How did such a ridiculous thing come to pass? After all, Google is the main tool people use to search the Internet. Why shouldn't kids be allowed to use such an incredibly useful -- and, I daresay, educational -- Web site?

The SFUSD's IT department operates a filtering software program designed to block "offensive material" on school networks, which seems like a perfectly reasonable thing to do. But as you may know, teenagers are wily, and they have ways of laying their hands on pornography despite filters and parents and teachers and moral strictures, etc. These are horny people, hopped up on hormones in a way they never will be again, and shit happens.

In my day, we stole our parents' copies of Penthouse Variations; today kids get porn by evading their schools' filtering software. They do it, in part, by using Google's image cache. You see, when you search for pictures using the Google image search -- a subsearch page on Google that searches only pictures, not Web pages -- you can access copies of said images from Google's servers rather than the original pages where they appear. They're saved to Google's memory cache so users can access them faster. The reason you can evade a filter by accessing cached images is that filters are stupid. Filters block URLs, not content. So, www.hotnakedbabes.com is blocked but not Google's cache of www.hotnakedbabes.com. When smart ninth graders access pictures from Hot Naked Babes, it looks to the filter as if the user is downloading pictures from Google rather than the porn site. See how excellent these kids are? I give them an A.

When the SFUSD heard some enterprising porn seekers at one school were using this filter evasion technique, somebody panicked and hit the censor button. According to a statement from the SFUSD, "the I.T. department has put a district-wide filter on only the image search capability of Google once it was determined that inappropriate images were getting through the existing filter." In addition, the district says other school districts, such as Tracy's, are considering adopting the same policy.

There are two profound problems with the "no Google" policy. The first is the way it suggests it's better to eliminate a basic educational resource -- comparable to a dictionary or encyclopedia -- just because it might contain references to sex. Students who are unable to conduct Google searches are missing out on a crucial part of computer literacy, since search engines are one of the best ways to find information on the Web.

The second problem, which is strictly laughable, is that regular Google also has caching. When I recently did a Google search (not an image search) on "hot naked babes," I was able to retrieve images of naked people from the cache. So basically all the SFUSD has done is interfere with students' reasonable use of Google's image search while not fixing the alleged problem.

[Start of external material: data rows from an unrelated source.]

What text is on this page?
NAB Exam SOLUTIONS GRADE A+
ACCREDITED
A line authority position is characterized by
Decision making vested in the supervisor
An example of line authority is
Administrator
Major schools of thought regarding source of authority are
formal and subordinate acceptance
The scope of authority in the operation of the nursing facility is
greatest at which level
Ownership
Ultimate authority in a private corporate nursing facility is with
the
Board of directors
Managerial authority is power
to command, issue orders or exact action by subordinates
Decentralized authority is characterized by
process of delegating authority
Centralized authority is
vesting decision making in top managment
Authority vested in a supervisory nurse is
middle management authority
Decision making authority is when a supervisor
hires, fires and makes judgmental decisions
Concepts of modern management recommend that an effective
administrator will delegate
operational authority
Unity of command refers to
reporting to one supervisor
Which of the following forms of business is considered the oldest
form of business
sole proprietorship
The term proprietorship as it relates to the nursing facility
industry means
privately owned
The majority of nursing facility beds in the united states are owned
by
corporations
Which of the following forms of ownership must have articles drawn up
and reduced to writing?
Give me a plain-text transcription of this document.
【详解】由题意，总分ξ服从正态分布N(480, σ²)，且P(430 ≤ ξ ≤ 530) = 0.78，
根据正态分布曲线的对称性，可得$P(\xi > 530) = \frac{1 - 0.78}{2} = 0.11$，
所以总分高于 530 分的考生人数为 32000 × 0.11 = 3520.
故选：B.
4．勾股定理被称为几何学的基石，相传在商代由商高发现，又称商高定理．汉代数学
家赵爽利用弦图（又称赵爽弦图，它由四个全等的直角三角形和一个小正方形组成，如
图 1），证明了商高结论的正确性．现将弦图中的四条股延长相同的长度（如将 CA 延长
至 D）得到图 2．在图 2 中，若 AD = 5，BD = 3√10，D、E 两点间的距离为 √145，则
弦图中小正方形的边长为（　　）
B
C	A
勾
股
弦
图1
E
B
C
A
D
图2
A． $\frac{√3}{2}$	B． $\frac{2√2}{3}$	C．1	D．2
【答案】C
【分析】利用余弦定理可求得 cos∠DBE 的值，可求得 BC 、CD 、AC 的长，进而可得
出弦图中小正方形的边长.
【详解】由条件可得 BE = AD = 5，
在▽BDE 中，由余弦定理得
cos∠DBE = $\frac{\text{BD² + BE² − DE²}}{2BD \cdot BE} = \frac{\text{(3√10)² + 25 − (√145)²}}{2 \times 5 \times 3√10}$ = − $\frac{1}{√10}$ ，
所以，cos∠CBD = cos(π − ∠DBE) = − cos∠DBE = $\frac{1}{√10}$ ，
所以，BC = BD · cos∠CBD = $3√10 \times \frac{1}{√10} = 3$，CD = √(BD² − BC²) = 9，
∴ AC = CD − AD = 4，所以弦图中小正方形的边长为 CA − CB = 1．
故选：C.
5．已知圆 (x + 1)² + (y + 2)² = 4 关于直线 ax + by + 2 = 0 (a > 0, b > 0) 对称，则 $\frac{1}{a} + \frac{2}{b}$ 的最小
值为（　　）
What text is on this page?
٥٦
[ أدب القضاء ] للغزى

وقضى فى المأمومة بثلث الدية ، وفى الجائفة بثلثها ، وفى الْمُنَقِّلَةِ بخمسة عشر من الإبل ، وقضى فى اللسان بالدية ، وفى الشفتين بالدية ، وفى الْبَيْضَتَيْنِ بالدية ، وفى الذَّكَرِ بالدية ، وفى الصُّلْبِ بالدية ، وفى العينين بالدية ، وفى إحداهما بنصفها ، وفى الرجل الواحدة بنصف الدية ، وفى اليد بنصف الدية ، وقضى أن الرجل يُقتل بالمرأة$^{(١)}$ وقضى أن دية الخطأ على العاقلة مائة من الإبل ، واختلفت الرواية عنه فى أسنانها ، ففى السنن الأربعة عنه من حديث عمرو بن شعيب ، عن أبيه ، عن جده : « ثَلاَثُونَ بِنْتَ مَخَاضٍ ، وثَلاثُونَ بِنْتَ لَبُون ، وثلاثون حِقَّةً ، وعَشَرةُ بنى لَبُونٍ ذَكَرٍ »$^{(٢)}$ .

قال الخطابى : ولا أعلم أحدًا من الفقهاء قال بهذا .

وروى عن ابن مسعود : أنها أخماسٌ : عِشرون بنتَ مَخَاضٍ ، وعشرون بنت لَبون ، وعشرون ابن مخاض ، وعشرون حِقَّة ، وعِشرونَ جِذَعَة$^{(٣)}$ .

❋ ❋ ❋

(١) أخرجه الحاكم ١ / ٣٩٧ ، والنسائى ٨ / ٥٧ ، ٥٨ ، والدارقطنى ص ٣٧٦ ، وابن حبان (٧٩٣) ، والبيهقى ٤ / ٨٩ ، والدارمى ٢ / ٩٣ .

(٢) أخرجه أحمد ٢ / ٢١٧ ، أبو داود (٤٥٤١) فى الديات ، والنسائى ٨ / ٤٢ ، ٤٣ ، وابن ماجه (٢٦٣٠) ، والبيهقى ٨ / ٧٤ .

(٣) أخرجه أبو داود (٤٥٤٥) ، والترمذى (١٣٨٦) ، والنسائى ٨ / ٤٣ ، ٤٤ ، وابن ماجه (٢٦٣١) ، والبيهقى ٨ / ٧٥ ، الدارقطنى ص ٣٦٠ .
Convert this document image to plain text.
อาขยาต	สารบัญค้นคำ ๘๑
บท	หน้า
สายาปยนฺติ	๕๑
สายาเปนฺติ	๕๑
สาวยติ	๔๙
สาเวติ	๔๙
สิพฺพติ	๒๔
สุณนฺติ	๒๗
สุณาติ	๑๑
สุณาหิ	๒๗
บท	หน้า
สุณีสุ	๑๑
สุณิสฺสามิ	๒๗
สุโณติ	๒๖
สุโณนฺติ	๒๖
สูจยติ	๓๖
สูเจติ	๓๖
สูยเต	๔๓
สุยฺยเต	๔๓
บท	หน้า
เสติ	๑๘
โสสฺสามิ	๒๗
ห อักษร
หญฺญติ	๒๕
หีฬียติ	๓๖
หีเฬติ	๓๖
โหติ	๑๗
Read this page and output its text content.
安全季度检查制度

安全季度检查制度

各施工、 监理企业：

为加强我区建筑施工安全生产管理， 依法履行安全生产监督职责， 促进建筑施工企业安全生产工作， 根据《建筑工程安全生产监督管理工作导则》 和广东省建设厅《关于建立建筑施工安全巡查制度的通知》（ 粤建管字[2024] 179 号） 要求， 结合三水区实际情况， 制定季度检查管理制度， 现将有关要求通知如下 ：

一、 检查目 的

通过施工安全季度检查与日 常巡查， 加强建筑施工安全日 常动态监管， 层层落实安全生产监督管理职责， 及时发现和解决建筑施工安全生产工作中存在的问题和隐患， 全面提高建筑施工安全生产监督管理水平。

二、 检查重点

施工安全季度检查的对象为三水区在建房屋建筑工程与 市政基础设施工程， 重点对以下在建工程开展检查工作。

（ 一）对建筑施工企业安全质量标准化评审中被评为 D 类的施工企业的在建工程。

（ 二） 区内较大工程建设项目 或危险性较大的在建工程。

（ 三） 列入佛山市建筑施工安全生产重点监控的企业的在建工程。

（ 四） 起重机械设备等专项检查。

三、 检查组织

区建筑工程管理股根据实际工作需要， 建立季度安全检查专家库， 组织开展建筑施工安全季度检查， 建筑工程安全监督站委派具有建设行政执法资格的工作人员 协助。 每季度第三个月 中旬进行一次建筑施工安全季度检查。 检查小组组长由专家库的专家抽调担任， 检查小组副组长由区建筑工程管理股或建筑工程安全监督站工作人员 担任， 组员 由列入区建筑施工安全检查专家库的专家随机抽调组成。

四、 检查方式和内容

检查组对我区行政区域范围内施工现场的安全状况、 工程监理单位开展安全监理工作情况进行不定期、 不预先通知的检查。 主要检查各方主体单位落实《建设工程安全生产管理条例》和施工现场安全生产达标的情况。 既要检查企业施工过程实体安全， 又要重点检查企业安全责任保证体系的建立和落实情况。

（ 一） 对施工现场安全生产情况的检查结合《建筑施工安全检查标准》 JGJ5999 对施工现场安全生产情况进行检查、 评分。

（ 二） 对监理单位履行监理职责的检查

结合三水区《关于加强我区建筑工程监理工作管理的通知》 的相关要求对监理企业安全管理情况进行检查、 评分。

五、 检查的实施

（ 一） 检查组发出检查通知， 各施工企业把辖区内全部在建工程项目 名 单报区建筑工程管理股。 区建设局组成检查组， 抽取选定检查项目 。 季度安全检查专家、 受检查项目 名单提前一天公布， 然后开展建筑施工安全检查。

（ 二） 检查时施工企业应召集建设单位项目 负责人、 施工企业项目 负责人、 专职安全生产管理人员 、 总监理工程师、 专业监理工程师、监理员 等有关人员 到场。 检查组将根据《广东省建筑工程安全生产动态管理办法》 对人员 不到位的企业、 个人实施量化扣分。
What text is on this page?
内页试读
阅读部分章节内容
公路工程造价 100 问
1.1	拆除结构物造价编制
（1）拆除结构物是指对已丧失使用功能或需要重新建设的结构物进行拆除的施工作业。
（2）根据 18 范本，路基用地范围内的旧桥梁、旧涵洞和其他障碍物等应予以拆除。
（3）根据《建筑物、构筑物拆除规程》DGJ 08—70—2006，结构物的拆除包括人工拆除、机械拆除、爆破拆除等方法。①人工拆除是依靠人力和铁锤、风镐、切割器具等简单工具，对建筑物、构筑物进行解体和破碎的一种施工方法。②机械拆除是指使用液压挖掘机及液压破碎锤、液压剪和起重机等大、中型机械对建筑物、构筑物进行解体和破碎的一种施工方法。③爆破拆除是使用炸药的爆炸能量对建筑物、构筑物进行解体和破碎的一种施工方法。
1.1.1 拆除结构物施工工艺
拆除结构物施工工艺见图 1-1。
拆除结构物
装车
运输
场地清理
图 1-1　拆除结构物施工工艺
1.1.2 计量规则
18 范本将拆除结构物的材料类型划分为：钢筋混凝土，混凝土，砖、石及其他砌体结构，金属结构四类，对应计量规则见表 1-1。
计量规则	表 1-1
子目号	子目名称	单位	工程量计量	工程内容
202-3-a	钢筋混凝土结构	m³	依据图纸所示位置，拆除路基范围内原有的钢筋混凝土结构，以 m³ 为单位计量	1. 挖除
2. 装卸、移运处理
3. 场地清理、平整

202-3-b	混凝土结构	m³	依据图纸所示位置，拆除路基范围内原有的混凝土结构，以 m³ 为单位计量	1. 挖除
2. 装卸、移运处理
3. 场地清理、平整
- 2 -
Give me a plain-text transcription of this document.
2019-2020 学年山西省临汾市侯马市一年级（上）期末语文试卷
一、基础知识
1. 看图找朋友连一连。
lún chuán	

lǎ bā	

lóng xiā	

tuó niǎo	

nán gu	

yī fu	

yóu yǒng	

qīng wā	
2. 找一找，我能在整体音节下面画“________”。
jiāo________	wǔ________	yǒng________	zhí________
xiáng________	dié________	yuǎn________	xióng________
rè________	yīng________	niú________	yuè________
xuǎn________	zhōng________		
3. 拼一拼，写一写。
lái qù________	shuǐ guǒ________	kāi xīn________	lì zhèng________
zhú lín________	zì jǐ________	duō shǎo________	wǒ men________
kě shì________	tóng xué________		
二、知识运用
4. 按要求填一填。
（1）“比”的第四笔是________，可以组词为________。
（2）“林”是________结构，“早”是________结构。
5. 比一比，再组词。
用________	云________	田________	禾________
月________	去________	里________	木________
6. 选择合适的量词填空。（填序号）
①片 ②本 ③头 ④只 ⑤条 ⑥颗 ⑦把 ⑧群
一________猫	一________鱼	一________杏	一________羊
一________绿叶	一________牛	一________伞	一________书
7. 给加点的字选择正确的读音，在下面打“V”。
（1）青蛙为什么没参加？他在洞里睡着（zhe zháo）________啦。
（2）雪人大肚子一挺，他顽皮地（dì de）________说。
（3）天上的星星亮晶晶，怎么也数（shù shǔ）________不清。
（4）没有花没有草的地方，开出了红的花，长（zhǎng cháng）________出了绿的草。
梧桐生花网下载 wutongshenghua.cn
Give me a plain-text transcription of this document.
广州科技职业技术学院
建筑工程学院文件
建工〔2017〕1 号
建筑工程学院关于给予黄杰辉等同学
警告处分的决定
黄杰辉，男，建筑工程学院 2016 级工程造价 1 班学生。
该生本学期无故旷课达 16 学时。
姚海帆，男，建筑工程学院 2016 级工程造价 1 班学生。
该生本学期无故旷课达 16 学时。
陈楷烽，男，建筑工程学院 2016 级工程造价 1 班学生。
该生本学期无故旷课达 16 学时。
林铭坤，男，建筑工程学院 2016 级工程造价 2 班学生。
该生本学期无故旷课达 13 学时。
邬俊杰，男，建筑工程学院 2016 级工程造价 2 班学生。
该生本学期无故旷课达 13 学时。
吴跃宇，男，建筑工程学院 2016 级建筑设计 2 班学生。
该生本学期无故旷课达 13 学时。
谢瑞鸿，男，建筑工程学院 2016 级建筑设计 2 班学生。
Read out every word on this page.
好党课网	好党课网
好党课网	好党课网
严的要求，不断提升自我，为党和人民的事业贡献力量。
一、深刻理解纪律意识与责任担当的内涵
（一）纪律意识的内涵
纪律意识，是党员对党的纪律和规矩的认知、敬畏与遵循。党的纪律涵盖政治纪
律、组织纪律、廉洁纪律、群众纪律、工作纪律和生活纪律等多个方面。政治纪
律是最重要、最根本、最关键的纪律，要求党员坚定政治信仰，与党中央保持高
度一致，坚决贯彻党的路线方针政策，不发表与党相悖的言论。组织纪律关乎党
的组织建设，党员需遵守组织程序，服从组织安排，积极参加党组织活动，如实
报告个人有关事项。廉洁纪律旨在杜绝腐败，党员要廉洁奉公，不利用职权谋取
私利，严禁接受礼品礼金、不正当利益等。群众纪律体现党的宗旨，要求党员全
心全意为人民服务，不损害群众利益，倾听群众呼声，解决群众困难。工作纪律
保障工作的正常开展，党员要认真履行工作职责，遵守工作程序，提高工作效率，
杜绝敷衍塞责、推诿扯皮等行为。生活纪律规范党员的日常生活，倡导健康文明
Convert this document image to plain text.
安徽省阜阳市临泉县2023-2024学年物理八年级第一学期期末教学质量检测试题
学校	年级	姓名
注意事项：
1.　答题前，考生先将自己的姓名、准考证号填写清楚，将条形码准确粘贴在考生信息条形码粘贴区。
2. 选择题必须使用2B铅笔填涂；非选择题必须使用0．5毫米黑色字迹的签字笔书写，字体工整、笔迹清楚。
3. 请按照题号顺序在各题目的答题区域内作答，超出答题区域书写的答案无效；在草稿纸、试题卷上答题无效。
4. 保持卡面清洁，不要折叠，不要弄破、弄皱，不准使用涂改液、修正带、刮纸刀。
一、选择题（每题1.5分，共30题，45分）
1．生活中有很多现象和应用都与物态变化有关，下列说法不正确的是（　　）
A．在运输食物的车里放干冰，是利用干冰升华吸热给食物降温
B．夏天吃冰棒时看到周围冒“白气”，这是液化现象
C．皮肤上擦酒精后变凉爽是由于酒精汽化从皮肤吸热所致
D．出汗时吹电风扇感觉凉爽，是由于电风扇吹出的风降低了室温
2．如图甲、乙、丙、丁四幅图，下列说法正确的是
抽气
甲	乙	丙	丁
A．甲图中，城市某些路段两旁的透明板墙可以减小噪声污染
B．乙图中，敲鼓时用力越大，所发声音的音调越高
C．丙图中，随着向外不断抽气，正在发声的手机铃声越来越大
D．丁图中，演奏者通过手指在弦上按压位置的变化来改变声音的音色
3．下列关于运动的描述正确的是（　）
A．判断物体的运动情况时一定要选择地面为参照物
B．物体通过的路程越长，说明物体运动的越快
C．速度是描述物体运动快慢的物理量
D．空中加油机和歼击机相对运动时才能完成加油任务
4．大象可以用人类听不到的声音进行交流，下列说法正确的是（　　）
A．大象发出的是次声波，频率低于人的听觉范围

Christopher Pepper, a teacher at the SFUSD's Abraham Lincoln High School, says, "This decision just makes it more difficult for students to get legitimate work done. Last week my students were putting together a presentation on gun violence and wanted to include photos of some local shooting victims. They couldn't look for photos because the district put in a ban on image searches." He adds, "As a teacher, I'm interested in helping young people develop into responsible adults, and I think one of the best ways to do that is by giving them respect. Using the same filters for six-year-olds and 16-year-olds doesn't make much sense and isn't very respectful."